Yémencholéraépidémie

More than 550 000 people affected and more than 2,000 deaths. The balance sheet of the epidemic of cholera, which directly affects the Yemen since the end of the month of April is dramatic. It is the largest ever recorded, since the beginning of surveillance of the disease in 1949.

But a break is felt. In a communiqué issued on Monday, Unicef announces a weakening of the outbreak. “Thanks to an unprecedented mobilization of local workers, and with the help of NGOS and un organisations, the number of reports of new cases is down by a third since the end of the month of June “.

Hospitals overwhelmed

These efforts to heal the sick and improve the health conditions of access to drinking water help to slow the spread of the disease, according to the un organization.
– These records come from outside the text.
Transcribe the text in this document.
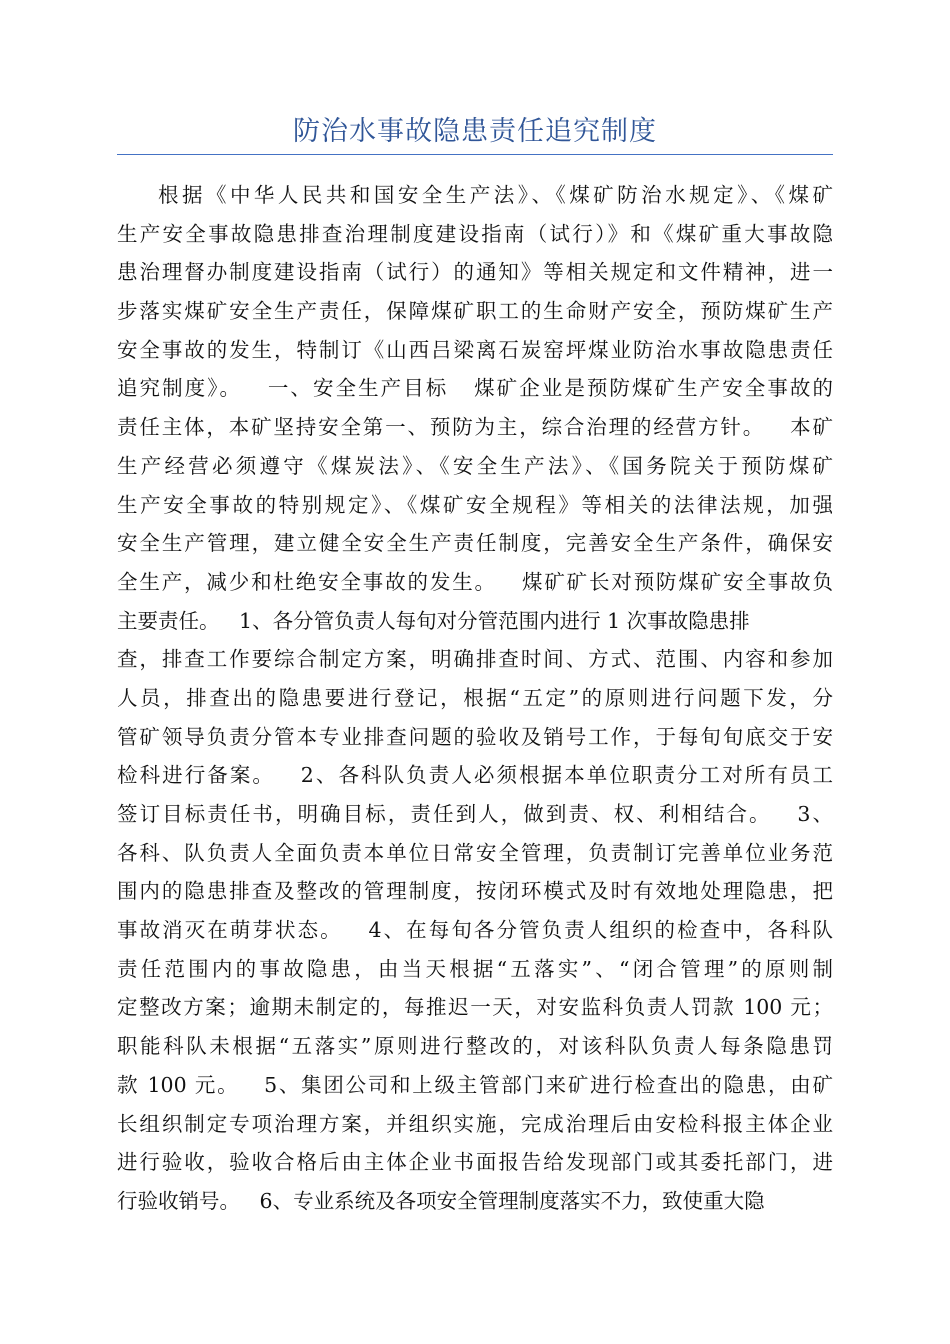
防治水事故隐患责任追究制度
根据《中华人民共和国安全生产法》、《煤矿防治水规定》、《煤矿
生产安全事故隐患排查治理制度建设指南（试行）》和《煤矿重大事故隐
患治理督办制度建设指南（试行）的通知》等相关规定和文件精神，进一
步落实煤矿安全生产责任，保障煤矿职工的生命财产安全，预防煤矿生产
安全事故的发生，特制订《山西吕梁离石炭窑坪煤业防治水事故隐患责任
追究制度》。   一、安全生产目标   煤矿企业是预防煤矿生产安全事故的
责任主体，本矿坚持安全第一、预防为主，综合治理的经营方针。   本矿
生产经营必须遵守《煤炭法》、《安全生产法》、《国务院关于预防煤矿
生产安全事故的特别规定》、《煤矿安全规程》等相关的法律法规，加强
安全生产管理，建立健全安全生产责任制度，完善安全生产条件，确保安
全生产，减少和杜绝安全事故的发生。   煤矿矿长对预防煤矿安全事故负
主要责任。   1、各分管负责人每旬对分管范围内进行 1 次事故隐患排
查，排查工作要综合制定方案，明确排查时间、方式、范围、内容和参加
人员，排查出的隐患要进行登记，根据“五定”的原则进行问题下发，分
管矿领导负责分管本专业排查问题的验收及销号工作，于每旬旬底交于安
检科进行备案。   2、各科队负责人必须根据本单位职责分工对所有员工
签订目标责任书，明确目标，责任到人，做到责、权、利相结合。   3、
各科、队负责人全面负责本单位日常安全管理，负责制订完善单位业务范
围内的隐患排查及整改的管理制度，按闭环模式及时有效地处理隐患，把
事故消灭在萌芽状态。   4、在每旬各分管负责人组织的检查中，各科队
责任范围内的事故隐患，由当天根据“五落实”、“闭合管理”的原则制
定整改方案；逾期未制定的，每推迟一天，对安监科负责人罚款 100 元；
职能科队未根据“五落实”原则进行整改的，对该科队负责人每条隐患罚
款 100 元。   5、集团公司和上级主管部门来矿进行检查出的隐患，由矿
长组织制定专项治理方案，并组织实施，完成治理后由安检科报主体企业
进行验收，验收合格后由主体企业书面报告给发现部门或其委托部门，进
行验收销号。   6、专业系统及各项安全管理制度落实不力，致使重大隐
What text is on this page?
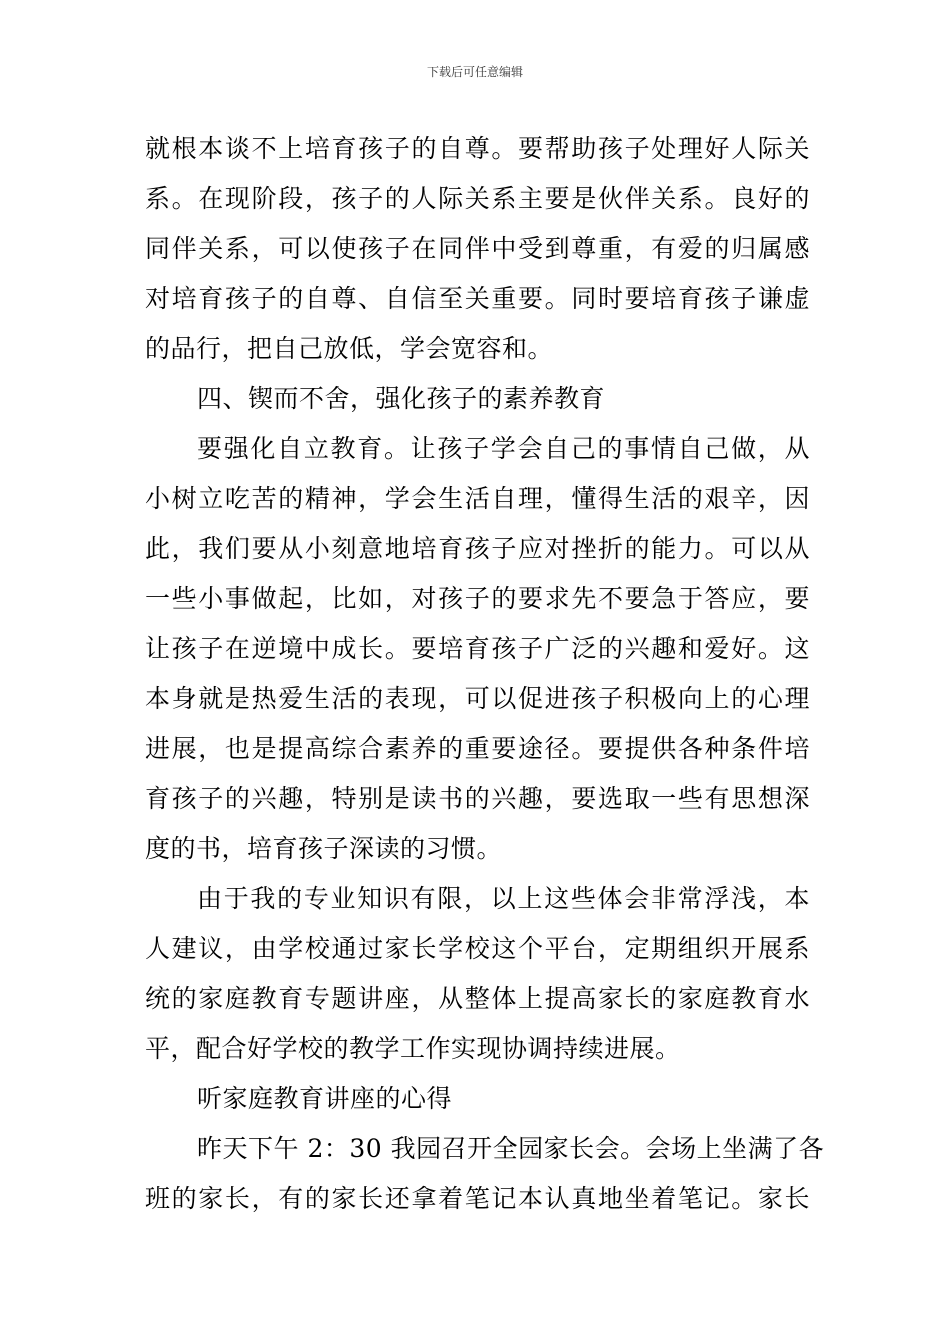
下载后可任意编辑
就根本谈不上培育孩子的自尊。要帮助孩子处理好人际关
系。在现阶段，孩子的人际关系主要是伙伴关系。良好的
同伴关系，可以使孩子在同伴中受到尊重，有爱的归属感
对培育孩子的自尊、自信至关重要。同时要培育孩子谦虚
的品行，把自己放低，学会宽容和。
四、锲而不舍，强化孩子的素养教育
要强化自立教育。让孩子学会自己的事情自己做，从
小树立吃苦的精神，学会生活自理，懂得生活的艰辛，因
此，我们要从小刻意地培育孩子应对挫折的能力。可以从
一些小事做起，比如，对孩子的要求先不要急于答应，要
让孩子在逆境中成长。要培育孩子广泛的兴趣和爱好。这
本身就是热爱生活的表现，可以促进孩子积极向上的心理
进展，也是提高综合素养的重要途径。要提供各种条件培
育孩子的兴趣，特别是读书的兴趣，要选取一些有思想深
度的书，培育孩子深读的习惯。
由于我的专业知识有限，以上这些体会非常浮浅，本
人建议，由学校通过家长学校这个平台，定期组织开展系
统的家庭教育专题讲座，从整体上提高家长的家庭教育水
平，配合好学校的教学工作实现协调持续进展。
听家庭教育讲座的心得
昨天下午 2：30 我园召开全园家长会。会场上坐满了各
班的家长，有的家长还拿着笔记本认真地坐着笔记。家长
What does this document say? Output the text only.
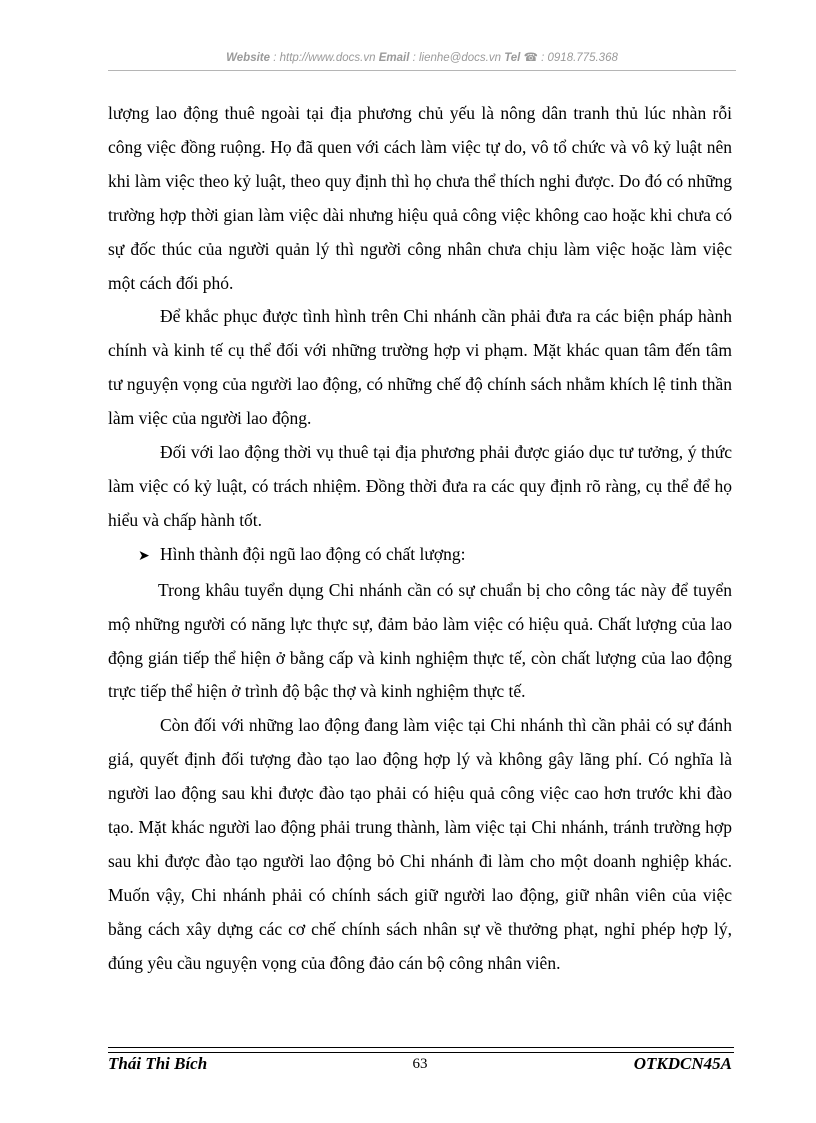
Website : http://www.docs.vn Email : lienhe@docs.vn Tel ☎ : 0918.775.368

lượng lao động thuê ngoài tại địa phương chủ yếu là nông dân tranh thủ lúc nhàn rỗi công việc đồng ruộng. Họ đã quen với cách làm việc tự do, vô tổ chức và vô kỷ luật nên khi làm việc theo kỷ luật, theo quy định thì họ chưa thể thích nghi được. Do đó có những trường hợp thời gian làm việc dài nhưng hiệu quả công việc không cao hoặc khi chưa có sự đốc thúc của người quản lý thì người công nhân chưa chịu làm việc hoặc làm việc một cách đối phó.

Để khắc phục được tình hình trên Chi nhánh cần phải đưa ra các biện pháp hành chính và kinh tế cụ thể đối với những trường hợp vi phạm. Mặt khác quan tâm đến tâm tư nguyện vọng của người lao động, có những chế độ chính sách nhằm khích lệ tinh thần làm việc của người lao động.

Đối với lao động thời vụ thuê tại địa phương phải được giáo dục tư tưởng, ý thức làm việc có kỷ luật, có trách nhiệm. Đồng thời đưa ra các quy định rõ ràng, cụ thể để họ hiểu và chấp hành tốt.

➤ Hình thành đội ngũ lao động có chất lượng:

Trong khâu tuyển dụng Chi nhánh cần có sự chuẩn bị cho công tác này để tuyển mộ những người có năng lực thực sự, đảm bảo làm việc có hiệu quả. Chất lượng của lao động gián tiếp thể hiện ở bằng cấp và kinh nghiệm thực tế, còn chất lượng của lao động trực tiếp thể hiện ở trình độ bậc thợ và kinh nghiệm thực tế.

Còn đối với những lao động đang làm việc tại Chi nhánh thì cần phải có sự đánh giá, quyết định đối tượng đào tạo lao động hợp lý và không gây lãng phí. Có nghĩa là người lao động sau khi được đào tạo phải có hiệu quả công việc cao hơn trước khi đào tạo. Mặt khác người lao động phải trung thành, làm việc tại Chi nhánh, tránh trường hợp sau khi được đào tạo người lao động bỏ Chi nhánh đi làm cho một doanh nghiệp khác. Muốn vậy, Chi nhánh phải có chính sách giữ người lao động, giữ nhân viên của việc bằng cách xây dựng các cơ chế chính sách nhân sự về thưởng phạt, nghỉ phép hợp lý, đúng yêu cầu nguyện vọng của đông đảo cán bộ công nhân viên.

Thái Thi Bích	63	OTKDCN45A
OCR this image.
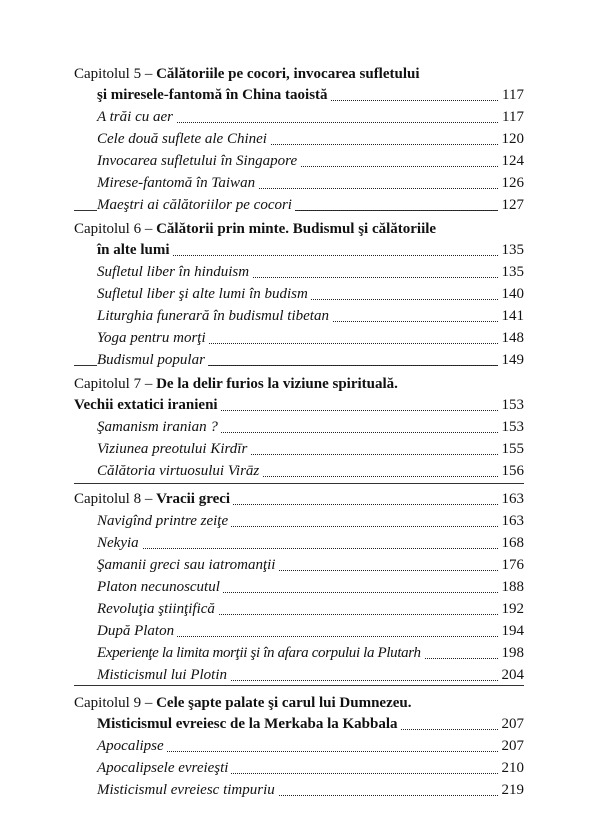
Capitolul 5 – Călătoriile pe cocori, invocarea sufletului
şi miresele-fantomă în China taoistă	117
A trăi cu aer	117
Cele două suflete ale Chinei	120
Invocarea sufletului în Singapore	124
Mirese-fantomă în Taiwan	126
Maeştri ai călătoriilor pe cocori	127
Capitolul 6 – Călătorii prin minte. Budismul şi călătoriile
în alte lumi	135
Sufletul liber în hinduism	135
Sufletul liber şi alte lumi în budism	140
Liturghia funerară în budismul tibetan	141
Yoga pentru morţi	148
Budismul popular	149
Capitolul 7 – De la delir furios la viziune spirituală.
Vechii extatici iranieni	153
Şamanism iranian ?	153
Viziunea preotului Kirdīr	155
Călătoria virtuosului Virāz	156
Capitolul 8 – Vracii greci	163
Navigînd printre zeiţe	163
Nekyia	168
Şamanii greci sau iatromanţii	176
Platon necunoscutul	188
Revoluţia ştiinţifică	192
După Platon	194
Experienţe la limita morţii şi în afara corpului la Plutarh	198
Misticismul lui Plotin	204
Capitolul 9 – Cele şapte palate şi carul lui Dumnezeu.
Misticismul evreiesc de la Merkaba la Kabbala	207
Apocalipse	207
Apocalipsele evreieşti	210
Misticismul evreiesc timpuriu	219
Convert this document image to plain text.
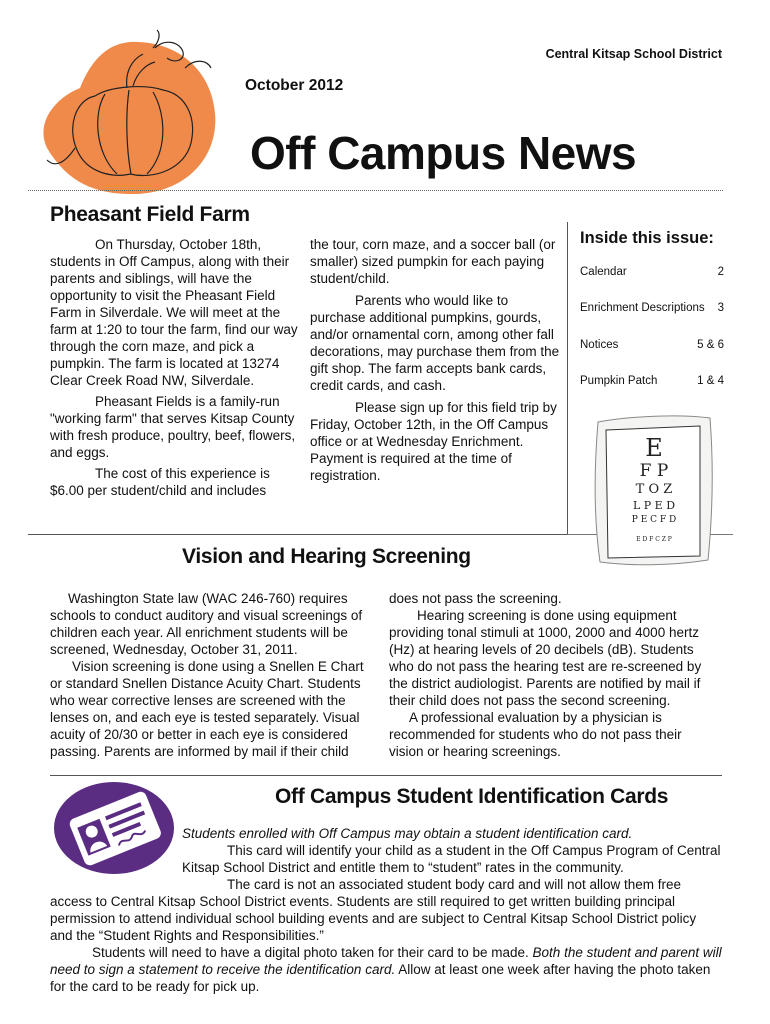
Central Kitsap School District
October 2012
Off Campus News
Pheasant Field Farm

On Thursday, October 18th, students in Off Campus, along with their parents and siblings, will have the opportunity to visit the Pheasant Field Farm in Silverdale. We will meet at the farm at 1:20 to tour the farm, find our way through the corn maze, and pick a pumpkin. The farm is located at 13274 Clear Creek Road NW, Silverdale.

Pheasant Fields is a family-run "working farm" that serves Kitsap County with fresh produce, poultry, beef, flowers, and eggs.

The cost of this experience is $6.00 per student/child and includes

the tour, corn maze, and a soccer ball (or smaller) sized pumpkin for each paying student/child.

Parents who would like to purchase additional pumpkins, gourds, and/or ornamental corn, among other fall decorations, may purchase them from the gift shop. The farm accepts bank cards, credit cards, and cash.

Please sign up for this field trip by Friday, October 12th, in the Off Campus office or at Wednesday Enrichment. Payment is required at the time of registration.

Inside this issue:
Calendar	2
Enrichment Descriptions 3
Notices	5 & 6
Pumpkin Patch	1 & 4
E
F P
T O Z
L P E D
P E C F D
E D F C Z P
Vision and Hearing Screening

Washington State law (WAC 246-760) requires schools to conduct auditory and visual screenings of children each year. All enrichment students will be screened, Wednesday, October 31, 2011.

Vision screening is done using a Snellen E Chart or standard Snellen Distance Acuity Chart. Students who wear corrective lenses are screened with the lenses on, and each eye is tested separately. Visual acuity of 20/30 or better in each eye is considered passing. Parents are informed by mail if their child

does not pass the screening.

Hearing screening is done using equipment providing tonal stimuli at 1000, 2000 and 4000 hertz (Hz) at hearing levels of 20 decibels (dB). Students who do not pass the hearing test are re-screened by the district audiologist. Parents are notified by mail if their child does not pass the second screening.

A professional evaluation by a physician is recommended for students who do not pass their vision or hearing screenings.

Off Campus Student Identification Cards

Students enrolled with Off Campus may obtain a student identification card.

This card will identify your child as a student in the Off Campus Program of Central Kitsap School District and entitle them to “student” rates in the community.

The card is not an associated student body card and will not allow them free access to Central Kitsap School District events. Students are still required to get written building principal permission to attend individual school building events and are subject to Central Kitsap School District policy and the “Student Rights and Responsibilities.”

Students will need to have a digital photo taken for their card to be made. Both the student and parent will need to sign a statement to receive the identification card. Allow at least one week after having the photo taken for the card to be ready for pick up.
The treatment of cholera is, however, in principle, not complicated : sanitation of drinking water with chlorine to prevent contamination, and antibiotics and rehydration for those infected. But the magnitude of the epidemic has surprised.

“We have struggled to manage the number of patients who have flocked, and most of which were in a poor state, has recognized Dr. Nahia Arishi, head of the centre for cholera treatment at the hospital Alsadaqah of Aden City in the south of the country. The hospital is crowded, and we’re running out of beds as of essential medicines. But I can’t close the doors and reject children just because we don’t have enough beds. “Half of the cases are registered in children.